Tuesday, 30 November 2010


For holiday giftitude this year, I decided to only get people exactly what they wanted. Often I spend a lot of time thinking of something [that I think is] cool and unusual that totally goes with someone’s interests. But the thing is, everyone gets a lot of gifts. Not only is there Christmas and Hanukkah but there are a tremendous amount of end-of-year birthdays within my closest and mostest. And the thing I thought of was probably fine, but it wasn’t something they said they wanted, it was just something that kind of goes with them.

In the past I have also made socks for people. Because, well, even if socks don’t necessarily ‘go with your interests’ as such, I still think someone spending time to make you something nice by hand is a good gift. One reason I like to make people socks as gifts is because it means I was thinking of them, and spending my time producing something that is especially for them.
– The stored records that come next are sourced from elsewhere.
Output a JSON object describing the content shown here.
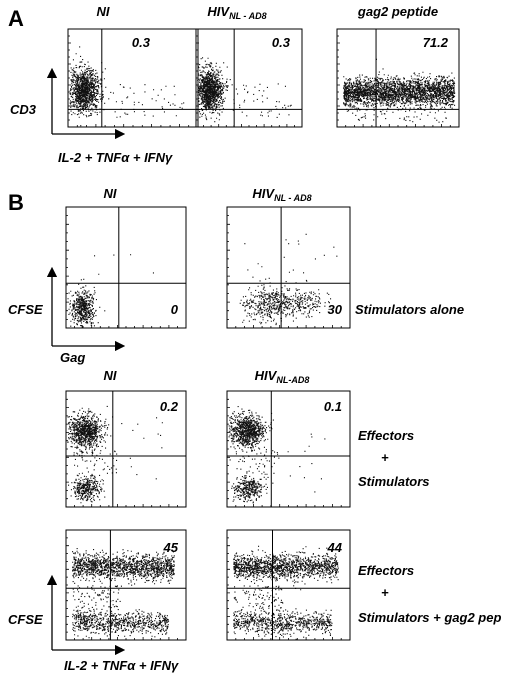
{
  "panelA": {
    "letter": "A",
    "ylabel": "CD3",
    "xlabel": "IL-2 + TNFα + IFNγ",
    "plots": [
      {
        "title": "NI",
        "sub": "",
        "value": "0.3",
        "pattern": "blob-low"
      },
      {
        "title": "HIV",
        "sub": "NL - AD8",
        "value": "0.3",
        "pattern": "blob-low"
      },
      {
        "title": "gag2 peptide",
        "sub": "",
        "value": "71.2",
        "pattern": "wide-band"
      }
    ]
  },
  "panelB": {
    "letter": "B",
    "row1": {
      "ylabel": "CFSE",
      "xlabel": "Gag",
      "side_label": "Stimulators alone",
      "plots": [
        {
          "title": "NI",
          "sub": "",
          "value": "0",
          "pattern": "low-left"
        },
        {
          "title": "HIV",
          "sub": "NL - AD8",
          "value": "30",
          "pattern": "low-spread"
        }
      ]
    },
    "row2": {
      "side_labels": [
        "Effectors",
        "+",
        "Stimulators"
      ],
      "plots": [
        {
          "title": "NI",
          "sub": "",
          "value": "0.2",
          "pattern": "two-blobs"
        },
        {
          "title": "HIV",
          "sub": "NL-AD8",
          "value": "0.1",
          "pattern": "two-blobs"
        }
      ]
    },
    "row3": {
      "ylabel": "CFSE",
      "xlabel": "IL-2 + TNFα + IFNγ",
      "side_labels": [
        "Effectors",
        "+",
        "Stimulators +  gag2 pep"
      ],
      "plots": [
        {
          "title": "",
          "sub": "",
          "value": "45",
          "pattern": "two-bands"
        },
        {
          "title": "",
          "sub": "",
          "value": "44",
          "pattern": "two-bands"
        }
      ]
    }
  }
}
To me, it’s meaningful.

I am still going this route in one direction; possibly two. But for everyone else, this year is the ‘just pick something off the list and buy it’ year.

This may sound a touch cynical and easy-way-outish. Well, it sort of is. I am making myself an easy holiday after all the travelling and moving and jobhunting and so on. But if there are Amazon wish lists out there, and there are HBC registries, and they have on them things that people said they wanted, well, why not point and click? You said you wanted it; here it is.

Then, quite recently, my dad threw a spanner in the works. When are you going to do me another pair of socks, then?

So my dad would really actually like - he said he wants - a pair of socks. A week and a half ago, I decided I would just about have time to squeeze in making a pair and mailing them.

This, friends, is lovely yarn. Look at it. I absolutely knew it was going to self-stripe in an interesting colourway and pattern. It’s Gawayn and the Green Knight foresty – pine foresty, the dark green and silver-grey-blue of evergreens and mythology.

And lo, the silver-blue behaves and interacts very nicely with some of the other blended colours, interleaving row by row. Pleasing.

Then suddenly, this arresting weird-ass pooling effect with the dark green. What the hell?

It doesn’t get better.

I did not sign up for making socks with a map of farking New Zealand on them. I hated it more and more as I went along. I wondered if it would work differently if I had knitted it pulling the yarn from the inside of the ball rather than from the outside, but deadline knitting is no time to be experimenting in that way. I had to get these in the post, pronto. I decided the Pooling New Zealand of No Apparent Reasondom could go at the back and down the heel, where it would be covered by trouser, and carried on.

When I got to the foot, it did this:

So now the well-behaved interleavery of the smoky silvergrey with the other evergreen forest colours was pooling to make a new zigzag stripe – a New Zealand in negative, if you will, and right on the top of the foot – in colours pulled straight from my sister’s bedroom decor circa 1987: pale grey with dusty rose, lavender and powder blue accents.

None of which features in my dad’s favourite colour schemes, for socks or anything else. None of which is part of any legendary evergreen forests of yore. And all of which combine with the original New Zealand effect for a yin yang of Ugly As Sin.

I have two balls of this yarn, so my final bid to unbugger up this sock was to add in the new ball, knitting one round in the first yarn and one in the second, to try to break up the pooling. Break up the pooling it did, but it also gave me a random pattern last seen on the screen of my Atari computer during the 20 minute burr-burrr-burrr session it underwent while loading the Sammy the Sea Serpent game from a cassette tape.

I unambiguously hate this sock. I thought it was going to be lovely, and it’s ugly. It’s taken a lot of hours, and everything about it is off. I don’t even slightly want to give this to my dad for Christmas. I definitely don’t want to carry on, and finish it, and then waste even more hours making a second that is equally hideous. There is nothing to like about either the process or the product.

Emergency socks are on the go. There’s still time.